ISIS has been effectively using rape, sexual slavery, and genocide as strategies for recruitment and conquest. Poor, directionless Sunni men are attracted to the group’s promise of rebuilding the lost caliphate, providing them a cause worth giving their life. Initially, ISIS targeted Yazidi men, kidnapped thousands of women, and forced them into sexual slavery. Girls and boys are sold via contracts notarized by ISIS courts, with young children being the most valuable. ISIS continues to maintain a presence, directing a far-reaching campaign towards Sunni men. Although the group has lost turf in Syria, encouraged by the reluctance of western nations to deploy ground troops, recruits continue to pour in.

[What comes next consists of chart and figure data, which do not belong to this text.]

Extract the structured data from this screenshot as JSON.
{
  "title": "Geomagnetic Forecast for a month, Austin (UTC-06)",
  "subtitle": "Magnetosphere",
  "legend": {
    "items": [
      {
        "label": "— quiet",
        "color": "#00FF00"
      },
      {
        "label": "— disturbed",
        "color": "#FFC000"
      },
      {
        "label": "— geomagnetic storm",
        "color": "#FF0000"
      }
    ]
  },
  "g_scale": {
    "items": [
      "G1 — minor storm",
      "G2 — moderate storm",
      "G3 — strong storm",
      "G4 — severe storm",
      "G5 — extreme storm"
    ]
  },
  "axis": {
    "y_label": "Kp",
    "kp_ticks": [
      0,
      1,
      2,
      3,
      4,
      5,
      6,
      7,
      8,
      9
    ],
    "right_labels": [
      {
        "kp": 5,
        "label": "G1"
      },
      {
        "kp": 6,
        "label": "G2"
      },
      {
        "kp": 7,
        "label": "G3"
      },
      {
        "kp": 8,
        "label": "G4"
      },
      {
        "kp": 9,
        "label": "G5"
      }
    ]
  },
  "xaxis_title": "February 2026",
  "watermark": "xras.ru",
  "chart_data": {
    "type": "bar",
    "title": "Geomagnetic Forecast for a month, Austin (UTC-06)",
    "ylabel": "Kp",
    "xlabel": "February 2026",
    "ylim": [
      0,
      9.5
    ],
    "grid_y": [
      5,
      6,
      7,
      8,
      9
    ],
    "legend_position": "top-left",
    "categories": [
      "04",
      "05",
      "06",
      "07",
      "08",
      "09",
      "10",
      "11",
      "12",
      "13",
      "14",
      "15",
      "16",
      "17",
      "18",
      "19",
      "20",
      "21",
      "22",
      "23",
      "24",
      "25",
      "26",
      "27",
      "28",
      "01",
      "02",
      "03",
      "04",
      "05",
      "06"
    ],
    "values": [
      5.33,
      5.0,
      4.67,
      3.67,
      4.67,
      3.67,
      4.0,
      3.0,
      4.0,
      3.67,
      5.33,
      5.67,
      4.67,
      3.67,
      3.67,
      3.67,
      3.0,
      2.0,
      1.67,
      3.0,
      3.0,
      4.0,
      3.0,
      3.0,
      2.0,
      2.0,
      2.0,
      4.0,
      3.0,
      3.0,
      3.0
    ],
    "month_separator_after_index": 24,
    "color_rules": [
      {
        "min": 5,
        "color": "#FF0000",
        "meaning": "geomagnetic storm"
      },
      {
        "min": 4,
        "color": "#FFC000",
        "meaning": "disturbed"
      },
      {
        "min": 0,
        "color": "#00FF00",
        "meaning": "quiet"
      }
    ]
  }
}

The Radicalization of Abu Musab al-Zarqawi

Born into an impoverished family in Jordan, Abu Musab al-Zarqawi dropped out of school and was later imprisoned for sexual assault and drug possession. While in prison, he found religion and became radicalized. After his release, he set up a jihadist training camp near Iran and leveraged events in Iraq to pursue a more radical vision of Salafi-jihadism. The dysfunctional political system in post-US invasion Iraq and exclusionary policies of Prime Minister Nuri al-Maliki were two key driving forces behind the resurgence of ISIS, according to the book.